Aliens aren’t real, right? RIGHT? That was the question posed by terrified moviegoers to their loved ones in 1979. Everybody loves a swell sci-fi story, and Ridley Scott’s “Alien” is one of the best. While a space crew makes their way home, something odd transpires; meaning, a rather motivated alien begins killing people. You thought the laws of science might ruin the day, did ya? No, it was a 7-foot extraterrestrial monster with a thirst for human blood. Even though the human race hasn’t actually made contact with aliens – that we know of – moviegoers still checked under the bed for a beast waiting to destroy them after they finished watching this flick.

#6: “Funny Games” (1997; 2007)

It’s all fun and games until someone starts breaking eggs… and kills the family dog. In Michael Haneke’s original 1997 film, a wealthy Austrian family goes on vacation only to be interrupted by two enthusiastic guests. And that’s when the shit hits the fan. The intruders challenge the horrified family to a game of life and death, and it doesn’t go so well for Papa George, young Georgie and Mama Anna. As you might expect, Haneke’s 2007 shot-for-shot American remake was equally dark and made people re-think their morning breakfast.

#5: “REC” (2007)

It all started when little Jennifer hurls all over her mother. This real-time Barcelona-shot horror hit theaters in 2007 and featured a most unusual night shift for a TV reporter and her cameraman. As a sickness takes hold of the community, another shocking truth is revealed and, well, it’s not a good one. The brutal realism was so terrifying that grown men chose romantic comedies in place of this Spanish nightmare. Nobody wants to be snatched up and taken to hell. At least, it’s not on our bucket list.

#4: “The Grudge” (2004)


Based on the 2002 Japanese film “Ju-on,” this Sam Raimi-produced flick reminded everybody that a horrific death filled with rage or sorrow does not signify the end. With a non-linear plot, “The Grudge” chronicles numerous stories of turbulent deaths and the cycle of horror that ensues. Sarah Michelle Gellar stars as an American exchange student who comes face to face with the seemingly unfaithful departed. The concept of “The Grudge” is inherently shocking, but the visuals are simply on another level. Watch this movie alone and you will regret it…because you’ll accidentally claw up your own couch.

#3: “The Ring” (2002)


Four words: Samara and the television. This remake of a 1998 Japanese film left an imprint on all who watched, as the very premise highlighted the horror that comes from watching a mysterious video of REDRUM. Naomi Watts stars as a protective mother who attempts to break the cycle of death by solving a murder case and thus saving everybody from lonely VHS deaths. “The Ring” was the first of several Japanese adaptations in modern times and responsible for inspiring lonely moviegoers to call their best friends and whispering “7 days” into the phone, thus ruining their Friday night plans. Who watches “The Ring” alone? Don’t do that, Mojoholics… just don’t.

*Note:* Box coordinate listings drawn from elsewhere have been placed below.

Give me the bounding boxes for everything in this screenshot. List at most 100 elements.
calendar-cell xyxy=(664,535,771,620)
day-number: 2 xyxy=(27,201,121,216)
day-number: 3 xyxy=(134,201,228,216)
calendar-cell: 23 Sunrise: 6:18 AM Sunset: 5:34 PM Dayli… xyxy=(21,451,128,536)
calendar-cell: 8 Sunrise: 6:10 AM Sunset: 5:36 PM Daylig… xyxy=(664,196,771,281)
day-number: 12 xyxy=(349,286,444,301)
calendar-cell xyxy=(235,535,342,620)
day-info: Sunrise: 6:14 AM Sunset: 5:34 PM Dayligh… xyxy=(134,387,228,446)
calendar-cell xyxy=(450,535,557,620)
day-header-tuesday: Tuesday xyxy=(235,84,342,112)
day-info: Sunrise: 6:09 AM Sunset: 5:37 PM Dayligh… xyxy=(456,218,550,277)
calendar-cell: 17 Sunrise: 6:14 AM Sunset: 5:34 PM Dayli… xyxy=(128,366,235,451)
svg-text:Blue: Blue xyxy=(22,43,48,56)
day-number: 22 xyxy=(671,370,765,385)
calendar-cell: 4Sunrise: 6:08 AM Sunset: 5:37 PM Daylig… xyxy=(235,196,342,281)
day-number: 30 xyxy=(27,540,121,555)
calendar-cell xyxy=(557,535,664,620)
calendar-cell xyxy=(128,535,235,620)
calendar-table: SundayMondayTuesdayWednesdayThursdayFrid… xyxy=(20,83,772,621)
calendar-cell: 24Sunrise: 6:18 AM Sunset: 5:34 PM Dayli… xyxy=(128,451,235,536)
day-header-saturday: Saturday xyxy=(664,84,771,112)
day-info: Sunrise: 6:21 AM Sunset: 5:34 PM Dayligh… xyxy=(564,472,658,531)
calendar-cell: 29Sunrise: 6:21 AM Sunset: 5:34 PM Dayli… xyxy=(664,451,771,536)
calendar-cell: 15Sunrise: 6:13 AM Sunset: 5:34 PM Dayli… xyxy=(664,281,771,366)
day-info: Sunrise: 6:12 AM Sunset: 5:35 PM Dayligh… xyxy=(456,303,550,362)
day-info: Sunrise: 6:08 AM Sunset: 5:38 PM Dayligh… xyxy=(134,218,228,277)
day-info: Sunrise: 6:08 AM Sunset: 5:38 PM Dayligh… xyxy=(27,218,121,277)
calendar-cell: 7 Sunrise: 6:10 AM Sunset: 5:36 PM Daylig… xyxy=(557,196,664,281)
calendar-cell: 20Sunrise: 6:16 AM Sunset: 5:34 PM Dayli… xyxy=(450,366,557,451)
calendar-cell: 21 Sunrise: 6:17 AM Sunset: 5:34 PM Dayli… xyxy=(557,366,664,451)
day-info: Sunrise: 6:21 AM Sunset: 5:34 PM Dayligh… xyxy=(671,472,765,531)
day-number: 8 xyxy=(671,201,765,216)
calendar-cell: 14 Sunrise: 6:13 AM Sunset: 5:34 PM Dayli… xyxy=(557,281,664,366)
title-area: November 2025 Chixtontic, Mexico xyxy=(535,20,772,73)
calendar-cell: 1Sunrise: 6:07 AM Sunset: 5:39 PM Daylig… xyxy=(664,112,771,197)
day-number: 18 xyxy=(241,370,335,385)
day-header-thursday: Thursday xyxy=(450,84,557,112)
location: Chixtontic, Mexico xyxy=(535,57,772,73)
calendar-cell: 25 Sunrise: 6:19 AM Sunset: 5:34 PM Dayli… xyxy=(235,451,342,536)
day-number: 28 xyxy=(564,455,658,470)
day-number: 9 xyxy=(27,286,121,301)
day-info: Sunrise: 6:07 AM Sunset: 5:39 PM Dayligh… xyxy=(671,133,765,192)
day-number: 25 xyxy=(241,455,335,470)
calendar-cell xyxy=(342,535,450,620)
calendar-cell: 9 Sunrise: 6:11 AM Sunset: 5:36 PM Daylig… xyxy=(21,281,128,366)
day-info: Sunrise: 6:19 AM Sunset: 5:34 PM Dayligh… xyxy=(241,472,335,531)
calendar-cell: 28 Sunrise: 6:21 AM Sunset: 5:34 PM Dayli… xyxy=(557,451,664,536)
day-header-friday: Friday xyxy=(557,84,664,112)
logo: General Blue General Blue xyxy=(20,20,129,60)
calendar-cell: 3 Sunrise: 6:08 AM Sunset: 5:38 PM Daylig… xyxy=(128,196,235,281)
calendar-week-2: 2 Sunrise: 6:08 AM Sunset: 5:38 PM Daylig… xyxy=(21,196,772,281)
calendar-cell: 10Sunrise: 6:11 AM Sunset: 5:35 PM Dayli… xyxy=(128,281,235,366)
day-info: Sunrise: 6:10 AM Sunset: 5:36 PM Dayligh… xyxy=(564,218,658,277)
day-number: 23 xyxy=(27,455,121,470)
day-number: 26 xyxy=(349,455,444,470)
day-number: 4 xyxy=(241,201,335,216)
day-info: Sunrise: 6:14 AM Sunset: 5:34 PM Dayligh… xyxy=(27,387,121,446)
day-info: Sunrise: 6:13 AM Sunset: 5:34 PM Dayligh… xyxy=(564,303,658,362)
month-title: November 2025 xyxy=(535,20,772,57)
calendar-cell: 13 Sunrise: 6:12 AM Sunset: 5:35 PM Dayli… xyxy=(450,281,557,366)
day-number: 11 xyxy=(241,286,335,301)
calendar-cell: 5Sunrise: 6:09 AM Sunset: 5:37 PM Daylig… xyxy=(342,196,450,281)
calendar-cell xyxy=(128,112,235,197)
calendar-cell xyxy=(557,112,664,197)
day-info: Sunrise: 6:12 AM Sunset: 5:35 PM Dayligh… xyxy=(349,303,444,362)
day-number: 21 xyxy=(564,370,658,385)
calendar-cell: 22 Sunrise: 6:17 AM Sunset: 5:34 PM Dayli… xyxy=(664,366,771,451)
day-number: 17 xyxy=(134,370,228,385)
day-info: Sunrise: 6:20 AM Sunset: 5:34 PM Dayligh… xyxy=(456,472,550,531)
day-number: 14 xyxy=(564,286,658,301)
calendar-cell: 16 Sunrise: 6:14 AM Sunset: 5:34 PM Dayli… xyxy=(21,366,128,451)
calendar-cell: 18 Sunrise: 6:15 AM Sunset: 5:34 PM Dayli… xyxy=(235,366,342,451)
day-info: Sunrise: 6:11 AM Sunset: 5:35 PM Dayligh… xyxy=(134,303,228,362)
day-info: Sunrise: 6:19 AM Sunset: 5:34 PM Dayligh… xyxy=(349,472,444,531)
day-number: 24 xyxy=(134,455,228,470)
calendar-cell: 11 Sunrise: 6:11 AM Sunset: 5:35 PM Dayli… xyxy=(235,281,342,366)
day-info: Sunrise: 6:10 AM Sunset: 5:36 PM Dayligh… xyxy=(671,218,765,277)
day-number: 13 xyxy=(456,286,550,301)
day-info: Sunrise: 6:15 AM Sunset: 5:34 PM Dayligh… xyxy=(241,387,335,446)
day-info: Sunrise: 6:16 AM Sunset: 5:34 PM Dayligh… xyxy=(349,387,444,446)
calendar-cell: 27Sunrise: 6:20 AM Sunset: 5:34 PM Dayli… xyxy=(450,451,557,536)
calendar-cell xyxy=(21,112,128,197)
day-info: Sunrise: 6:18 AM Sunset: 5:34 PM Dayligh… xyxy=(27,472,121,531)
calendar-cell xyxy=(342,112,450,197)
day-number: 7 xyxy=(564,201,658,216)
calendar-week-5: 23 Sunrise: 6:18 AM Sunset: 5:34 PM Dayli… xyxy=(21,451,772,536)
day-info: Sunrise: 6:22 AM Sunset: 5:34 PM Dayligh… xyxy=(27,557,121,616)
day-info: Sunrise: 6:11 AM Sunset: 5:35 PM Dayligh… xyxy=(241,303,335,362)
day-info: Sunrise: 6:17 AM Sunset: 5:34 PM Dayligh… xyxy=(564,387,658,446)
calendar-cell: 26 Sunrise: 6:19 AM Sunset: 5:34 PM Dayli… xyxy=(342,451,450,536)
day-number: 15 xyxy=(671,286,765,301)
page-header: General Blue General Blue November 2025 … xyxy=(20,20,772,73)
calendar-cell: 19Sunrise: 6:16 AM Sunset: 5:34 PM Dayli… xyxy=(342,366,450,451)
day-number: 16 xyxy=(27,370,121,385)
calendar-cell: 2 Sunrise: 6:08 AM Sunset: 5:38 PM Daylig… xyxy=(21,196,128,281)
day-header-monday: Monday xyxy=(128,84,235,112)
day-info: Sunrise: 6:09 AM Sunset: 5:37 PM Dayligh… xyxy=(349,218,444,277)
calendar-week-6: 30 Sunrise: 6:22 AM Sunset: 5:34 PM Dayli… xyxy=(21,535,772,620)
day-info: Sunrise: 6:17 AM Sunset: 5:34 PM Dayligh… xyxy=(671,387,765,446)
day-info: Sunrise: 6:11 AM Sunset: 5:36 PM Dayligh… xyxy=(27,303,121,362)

#2: “The Blair Witch Project” (1999)


As one of the most successful indie films of all-time, and a defining film of the found footage genre, “The Blair Witch Project” was a national mystery upon release. After immediately acknowledging the disappearance of three students, the filmmakers spun a dramatic tale of a Maryland witch and a brilliant Internet marketing campaign led audiences to believe the film was a genuine documentary. The frightening ending has since become iconic and made us believe that anything is possible when it comes to the supernatural.

Before we unveil our top pick, here are a few honorable mentions.
- “The Shining” (1980)
- “V/H/S/2” (2013)
- “Audition” (1999)
- “28 Days Later” (2002)
- “A Nightmare on Elm Street” (1984)

#1: “The Exorcist” (1973)

It’s the ultimate horror film that has it all. Accomplished director? Yes. Legendary actor? Yes. Absolutely terrifying imagery? Um, does a spinning, demon-possessed head qualify? With a historical backstory of religion and archaeology, it wasn’t difficult to embrace the story of an aging priest out to defeat an old, supernatural enemy. “The Exorcist” wasn’t just unbelievably scary; it was also nominated for 10 Academy Awards, thus proving the power of efficient filmmaking. It’s truly an event to watch “The Exorcist, “ especially with those who are easily scared.